Zoals ook individuele bronzen EK-plakken, voor jumpingruiter Jos Verlooy, voor triatleet Jelle Geens, voor judoka Jorre Verstraeten en voor taekwondoka Si Mohamed Ketbi, niet de prestaties van de wielrenners konden overtreffen.

5) De hockeyers botsen op het juk van teamsporter

In de ploegsporten hebben we wél wereldtoppers, met name Vincent Vanasch, in 2017 en 2018 verkozen tot beste keeper op de Hockey Stars Awards van de Internationale Hockeyfederatie.

En niemand die eraan twijfelt dat Vanasch dit jaar een derde opeenvolgende trofee zal krijgen: hij won met de Waterloo Ducks de Euro Hockey League (de Champions League van het hockey) en werd afgelopen zomer, na wereldkampioen in december vorig jaar, ook Europees kampioen met de Red Lions (als ook keeper van het toernooi).

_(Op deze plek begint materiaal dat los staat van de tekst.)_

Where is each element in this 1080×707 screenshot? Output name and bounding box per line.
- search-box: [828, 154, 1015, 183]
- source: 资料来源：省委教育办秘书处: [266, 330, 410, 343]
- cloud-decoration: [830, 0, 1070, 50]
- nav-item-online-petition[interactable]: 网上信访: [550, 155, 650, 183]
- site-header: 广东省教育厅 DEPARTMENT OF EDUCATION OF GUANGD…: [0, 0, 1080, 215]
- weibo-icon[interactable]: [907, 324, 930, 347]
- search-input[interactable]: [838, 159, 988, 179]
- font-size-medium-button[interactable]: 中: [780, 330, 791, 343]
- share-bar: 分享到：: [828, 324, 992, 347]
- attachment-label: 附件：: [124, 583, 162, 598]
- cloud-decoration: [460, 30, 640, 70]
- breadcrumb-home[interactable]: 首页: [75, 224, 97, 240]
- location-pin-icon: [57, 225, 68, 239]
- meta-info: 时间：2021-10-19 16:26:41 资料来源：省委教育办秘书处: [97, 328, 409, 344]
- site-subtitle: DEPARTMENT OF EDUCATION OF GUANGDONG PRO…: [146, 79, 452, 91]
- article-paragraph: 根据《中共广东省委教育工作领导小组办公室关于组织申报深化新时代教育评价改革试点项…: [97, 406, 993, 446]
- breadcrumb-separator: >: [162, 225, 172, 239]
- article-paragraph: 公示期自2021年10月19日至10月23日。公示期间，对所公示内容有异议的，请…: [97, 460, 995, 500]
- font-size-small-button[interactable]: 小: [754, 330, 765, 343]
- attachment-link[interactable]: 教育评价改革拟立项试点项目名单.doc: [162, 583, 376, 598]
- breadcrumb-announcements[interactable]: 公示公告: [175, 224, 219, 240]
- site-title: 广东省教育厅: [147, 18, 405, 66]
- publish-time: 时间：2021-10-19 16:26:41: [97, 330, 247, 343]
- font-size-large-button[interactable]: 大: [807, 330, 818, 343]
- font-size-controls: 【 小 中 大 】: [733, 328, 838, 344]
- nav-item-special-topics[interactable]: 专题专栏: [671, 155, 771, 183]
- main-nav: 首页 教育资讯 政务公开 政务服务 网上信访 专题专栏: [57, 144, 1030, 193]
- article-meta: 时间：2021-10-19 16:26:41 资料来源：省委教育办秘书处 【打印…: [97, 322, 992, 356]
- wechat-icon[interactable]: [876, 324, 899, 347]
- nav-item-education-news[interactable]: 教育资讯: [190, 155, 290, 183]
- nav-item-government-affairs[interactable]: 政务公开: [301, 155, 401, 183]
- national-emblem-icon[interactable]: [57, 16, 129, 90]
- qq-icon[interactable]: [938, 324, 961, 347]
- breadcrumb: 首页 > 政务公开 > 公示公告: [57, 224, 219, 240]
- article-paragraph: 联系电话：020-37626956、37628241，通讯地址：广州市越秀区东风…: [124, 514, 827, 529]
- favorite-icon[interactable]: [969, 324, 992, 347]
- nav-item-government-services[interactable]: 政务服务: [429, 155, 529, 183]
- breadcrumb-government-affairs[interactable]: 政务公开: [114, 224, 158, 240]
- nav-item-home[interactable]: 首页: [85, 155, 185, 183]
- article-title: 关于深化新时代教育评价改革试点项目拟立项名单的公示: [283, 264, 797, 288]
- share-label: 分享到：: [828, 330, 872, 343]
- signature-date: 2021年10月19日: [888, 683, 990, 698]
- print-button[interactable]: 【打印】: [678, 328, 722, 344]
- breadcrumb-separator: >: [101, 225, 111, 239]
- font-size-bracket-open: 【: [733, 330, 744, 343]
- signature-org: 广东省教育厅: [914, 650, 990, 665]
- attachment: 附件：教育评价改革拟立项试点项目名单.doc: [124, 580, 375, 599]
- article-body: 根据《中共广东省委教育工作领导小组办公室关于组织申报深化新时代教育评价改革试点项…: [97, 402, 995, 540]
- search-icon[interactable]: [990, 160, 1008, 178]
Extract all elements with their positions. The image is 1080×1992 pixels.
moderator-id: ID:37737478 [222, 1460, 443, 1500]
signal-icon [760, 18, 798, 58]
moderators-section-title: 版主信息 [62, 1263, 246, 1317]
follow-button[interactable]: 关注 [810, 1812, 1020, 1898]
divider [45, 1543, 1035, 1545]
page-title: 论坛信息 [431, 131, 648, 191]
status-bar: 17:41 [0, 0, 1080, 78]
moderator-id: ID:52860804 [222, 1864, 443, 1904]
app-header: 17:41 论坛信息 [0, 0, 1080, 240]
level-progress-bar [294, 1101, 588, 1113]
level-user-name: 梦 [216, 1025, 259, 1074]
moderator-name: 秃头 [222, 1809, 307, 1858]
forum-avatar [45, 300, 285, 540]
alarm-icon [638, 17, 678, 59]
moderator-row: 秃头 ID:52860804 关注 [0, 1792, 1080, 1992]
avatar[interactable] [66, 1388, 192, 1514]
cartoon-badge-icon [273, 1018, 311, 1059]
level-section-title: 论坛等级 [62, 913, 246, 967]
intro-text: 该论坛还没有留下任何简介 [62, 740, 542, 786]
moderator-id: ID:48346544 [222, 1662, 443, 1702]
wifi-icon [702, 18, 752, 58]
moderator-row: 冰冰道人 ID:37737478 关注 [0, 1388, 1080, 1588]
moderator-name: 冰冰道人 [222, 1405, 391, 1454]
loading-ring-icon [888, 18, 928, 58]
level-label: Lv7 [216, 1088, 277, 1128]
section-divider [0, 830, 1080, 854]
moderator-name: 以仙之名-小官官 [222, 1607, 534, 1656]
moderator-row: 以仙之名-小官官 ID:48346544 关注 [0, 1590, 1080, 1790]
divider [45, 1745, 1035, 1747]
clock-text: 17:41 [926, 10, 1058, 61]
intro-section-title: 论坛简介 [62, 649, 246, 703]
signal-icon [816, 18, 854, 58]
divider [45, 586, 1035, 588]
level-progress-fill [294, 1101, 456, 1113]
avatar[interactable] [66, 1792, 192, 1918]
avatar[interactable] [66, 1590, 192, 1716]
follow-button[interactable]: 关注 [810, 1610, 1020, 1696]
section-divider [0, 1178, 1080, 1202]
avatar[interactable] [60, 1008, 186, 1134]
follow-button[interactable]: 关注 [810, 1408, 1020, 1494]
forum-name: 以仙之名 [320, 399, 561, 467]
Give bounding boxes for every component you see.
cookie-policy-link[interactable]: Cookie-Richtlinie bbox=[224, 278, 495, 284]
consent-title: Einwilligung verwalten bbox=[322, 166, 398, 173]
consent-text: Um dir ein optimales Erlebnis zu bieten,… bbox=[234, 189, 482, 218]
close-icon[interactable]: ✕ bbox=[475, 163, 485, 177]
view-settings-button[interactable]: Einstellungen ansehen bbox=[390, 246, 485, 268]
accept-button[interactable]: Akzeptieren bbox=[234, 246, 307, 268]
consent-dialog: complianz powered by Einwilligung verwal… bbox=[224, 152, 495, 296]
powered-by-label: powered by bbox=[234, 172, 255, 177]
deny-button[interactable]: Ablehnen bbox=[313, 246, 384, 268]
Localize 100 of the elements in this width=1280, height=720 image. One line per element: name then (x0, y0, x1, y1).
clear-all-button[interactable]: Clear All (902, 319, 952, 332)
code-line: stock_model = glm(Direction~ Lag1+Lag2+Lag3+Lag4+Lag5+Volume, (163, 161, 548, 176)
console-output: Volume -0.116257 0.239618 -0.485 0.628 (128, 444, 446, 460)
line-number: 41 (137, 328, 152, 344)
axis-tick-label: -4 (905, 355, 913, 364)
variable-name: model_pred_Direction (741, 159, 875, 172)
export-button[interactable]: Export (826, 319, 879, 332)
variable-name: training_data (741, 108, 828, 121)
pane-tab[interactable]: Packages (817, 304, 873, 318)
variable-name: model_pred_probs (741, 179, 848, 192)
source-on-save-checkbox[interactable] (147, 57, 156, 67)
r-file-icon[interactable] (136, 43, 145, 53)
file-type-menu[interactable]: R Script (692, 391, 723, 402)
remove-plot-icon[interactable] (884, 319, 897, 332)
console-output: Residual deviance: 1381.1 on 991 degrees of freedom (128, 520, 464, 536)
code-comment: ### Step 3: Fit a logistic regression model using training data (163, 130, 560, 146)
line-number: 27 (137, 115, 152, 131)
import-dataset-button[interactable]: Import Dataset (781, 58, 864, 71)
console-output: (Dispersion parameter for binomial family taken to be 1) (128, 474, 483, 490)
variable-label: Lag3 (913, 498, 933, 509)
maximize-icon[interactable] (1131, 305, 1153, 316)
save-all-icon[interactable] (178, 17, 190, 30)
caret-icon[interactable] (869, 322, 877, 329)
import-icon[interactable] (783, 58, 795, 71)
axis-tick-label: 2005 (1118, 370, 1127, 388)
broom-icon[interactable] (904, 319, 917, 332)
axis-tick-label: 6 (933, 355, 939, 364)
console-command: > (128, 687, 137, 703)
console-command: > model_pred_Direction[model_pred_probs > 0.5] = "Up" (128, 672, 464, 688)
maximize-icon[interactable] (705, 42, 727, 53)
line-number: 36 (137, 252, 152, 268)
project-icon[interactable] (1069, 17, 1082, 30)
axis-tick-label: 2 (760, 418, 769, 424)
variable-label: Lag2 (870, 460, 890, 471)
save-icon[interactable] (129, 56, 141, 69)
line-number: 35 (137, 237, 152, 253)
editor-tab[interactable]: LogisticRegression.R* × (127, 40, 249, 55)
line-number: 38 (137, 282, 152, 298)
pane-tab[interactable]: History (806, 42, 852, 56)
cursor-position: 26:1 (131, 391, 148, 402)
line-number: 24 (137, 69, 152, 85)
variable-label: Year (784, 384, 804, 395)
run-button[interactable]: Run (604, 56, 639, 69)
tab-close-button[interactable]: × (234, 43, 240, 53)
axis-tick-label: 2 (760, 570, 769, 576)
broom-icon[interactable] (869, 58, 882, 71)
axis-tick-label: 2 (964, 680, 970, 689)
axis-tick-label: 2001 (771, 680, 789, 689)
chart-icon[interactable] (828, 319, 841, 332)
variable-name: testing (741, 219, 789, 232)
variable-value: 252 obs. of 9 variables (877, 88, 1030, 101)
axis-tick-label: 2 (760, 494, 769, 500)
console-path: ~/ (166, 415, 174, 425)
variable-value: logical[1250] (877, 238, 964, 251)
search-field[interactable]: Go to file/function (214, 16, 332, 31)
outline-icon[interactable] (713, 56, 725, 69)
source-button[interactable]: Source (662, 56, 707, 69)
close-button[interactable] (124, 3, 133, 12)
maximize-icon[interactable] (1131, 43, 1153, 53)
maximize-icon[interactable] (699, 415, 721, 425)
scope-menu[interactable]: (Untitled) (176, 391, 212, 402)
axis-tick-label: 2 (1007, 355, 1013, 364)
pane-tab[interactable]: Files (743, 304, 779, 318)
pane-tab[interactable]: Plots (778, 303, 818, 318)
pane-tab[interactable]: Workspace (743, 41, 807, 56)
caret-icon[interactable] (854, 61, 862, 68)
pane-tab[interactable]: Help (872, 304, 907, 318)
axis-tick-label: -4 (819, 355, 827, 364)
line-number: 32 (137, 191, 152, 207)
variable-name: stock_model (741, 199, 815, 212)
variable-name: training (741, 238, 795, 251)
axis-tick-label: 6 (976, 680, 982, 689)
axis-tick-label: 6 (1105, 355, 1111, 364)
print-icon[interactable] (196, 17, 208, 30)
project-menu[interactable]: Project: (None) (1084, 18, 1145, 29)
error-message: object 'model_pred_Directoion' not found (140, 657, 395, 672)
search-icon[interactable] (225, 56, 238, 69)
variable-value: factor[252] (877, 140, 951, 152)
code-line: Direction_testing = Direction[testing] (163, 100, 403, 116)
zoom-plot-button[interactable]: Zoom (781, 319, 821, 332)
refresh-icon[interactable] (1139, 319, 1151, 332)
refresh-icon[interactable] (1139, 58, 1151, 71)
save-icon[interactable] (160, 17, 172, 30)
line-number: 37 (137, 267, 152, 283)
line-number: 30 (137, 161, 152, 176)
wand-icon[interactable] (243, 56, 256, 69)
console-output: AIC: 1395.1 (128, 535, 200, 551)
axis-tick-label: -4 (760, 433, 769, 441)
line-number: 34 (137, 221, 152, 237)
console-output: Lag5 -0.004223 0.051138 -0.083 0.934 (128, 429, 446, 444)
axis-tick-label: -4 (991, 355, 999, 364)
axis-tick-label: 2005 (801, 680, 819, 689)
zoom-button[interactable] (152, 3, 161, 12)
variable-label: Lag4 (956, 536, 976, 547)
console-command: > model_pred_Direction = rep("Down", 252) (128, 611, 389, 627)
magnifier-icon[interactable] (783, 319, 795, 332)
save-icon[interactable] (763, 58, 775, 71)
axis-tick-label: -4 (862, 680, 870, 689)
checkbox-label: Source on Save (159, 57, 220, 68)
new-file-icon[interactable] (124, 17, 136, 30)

De Brusselaar, en ook zijn ploegmaat Arthur Van Doren (in 2017 en 2018 verkozen tot beste hockeyspeler ter wereld en dit jaar opnieuw genomineerd), zijn de enige Belgische atleten in een olympische sport die dit jaar zonder blozen (weer) kunnen zeggen dat ze de allerbeste in hun vak zijn.

Maar als teamsporter van een kleinere sport blijven ze te veel geassocieerd met het succes van Red Lions, niet als individu.

Om dat nadeel te overstijgen moet je in België een voetballer zijn.

Geen enkele Hockeyspeler maakt kans op Sportman van het Jaar. De Red Lions werden nochtans wereldkampioen.
Geen enkele Hockeyspeler maakt kans op Sportman van het Jaar. De Red Lions werden nochtans wereldkampioen.